I got a lovely surprise today when I discovered that Diana Maus at With All My Heart Art had dedicated a new piece of art to me as a thank you for the piece I wrote about exploring the senses in our writing, especially the often underappreciated sense of smell. By discovering our preferred representational system and exploring our underused senses, we can expand our life and improve our creativity. Here’s what Diana wrote over at her blog Mosaic Moods:
[Janice] asks the question “How can you discover what your sensory preferences are?” Good question. It led me to look for my biases towards one sense over another and I noticed that the olfactory is ignored in my art and my writing.

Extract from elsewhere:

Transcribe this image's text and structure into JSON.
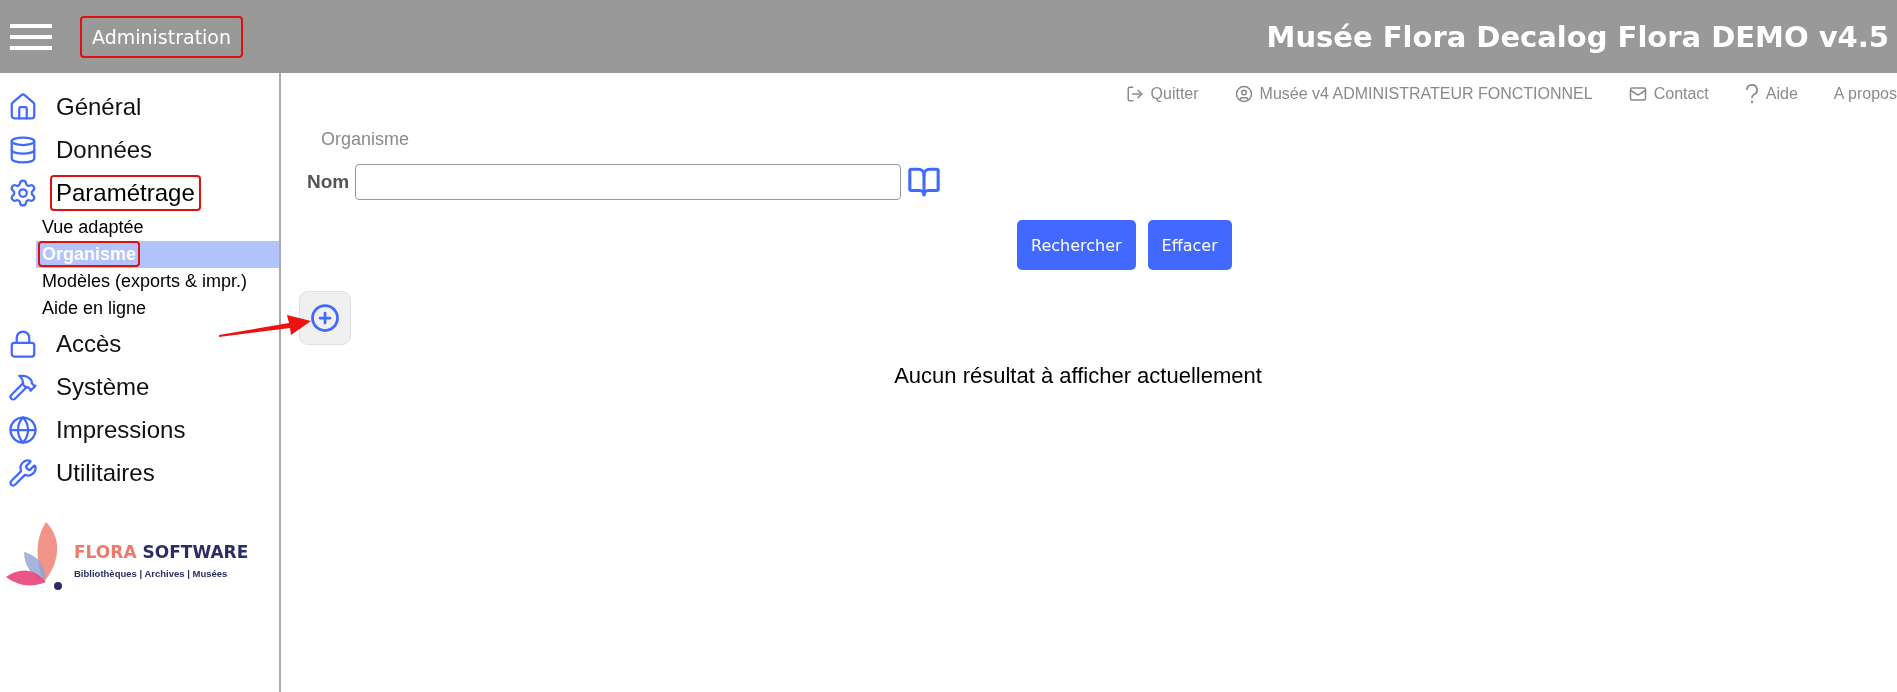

So here’s a garden for you, Janice, with hope “that the spices thereof may flow out” and spread throughout these pages.
If you know of anyone who’s looking for a unique wedding gift or a special gift for a loved one, an engagement or a wedding anniversary, this would be very special.

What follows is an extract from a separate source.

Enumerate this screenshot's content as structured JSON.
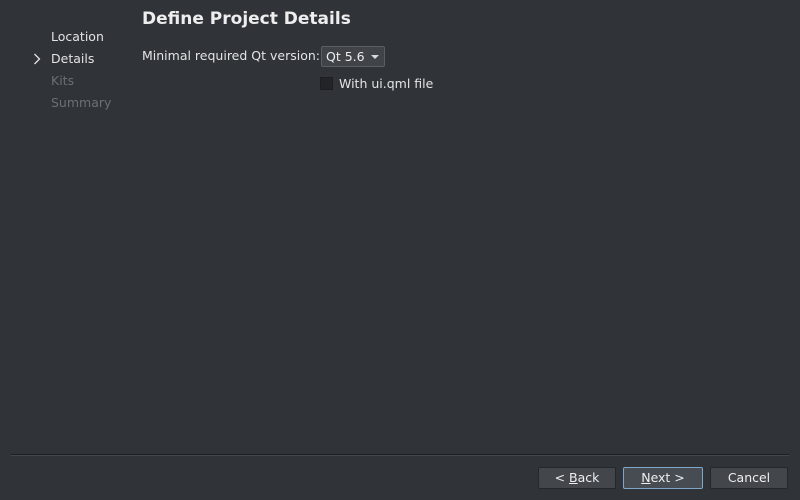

Talking of weddings, I often spookily cross posts with Sean Platt , a gifted ghostwriter from over at Ghostwriter Dad . His post today was about wedding vows. My post was simply going to be dedicated to all the spouses and partners out there who support us while we blog; the dancers, the writers, those who’ve recently lost jobs, those who are scared they may lose the jobs that keep the roof over our heads, those who risk their lives for others, our best editors, our best friends and most patient listeners, lovers and friends.
The poems here are beautiful and can be used anytime, as wedding vows or in anniversary cards, blog posts or presents. Sean, on the other hand, can craft the most beautiful unique wedding vows for you or someone you know. This is what Sean promises:
Your custom wedding vows will be good enough to hang on the wall and remember forever. I will write beautiful prose, perfectly placed between a beginning and end that is guaranteed to fill your wedding aisles with weeping. You are a custom couple, you deserve to exchange a custom promise.
Someone, somewhere, would love to have their unique wedding vows framed in one of Diana’s frames! I don’t really understand Twitter, but if you do, please retweet this post, Sean’s or Diana’s to celebrate and support unique artistry and help people we actually know to make their living online.
Here are the simple poems that were going to form my post today, as a gift for my husband, the person I’m happy, relieved and grateful to have sharing the journey with me. The first is by one of my favourite Scottish poets.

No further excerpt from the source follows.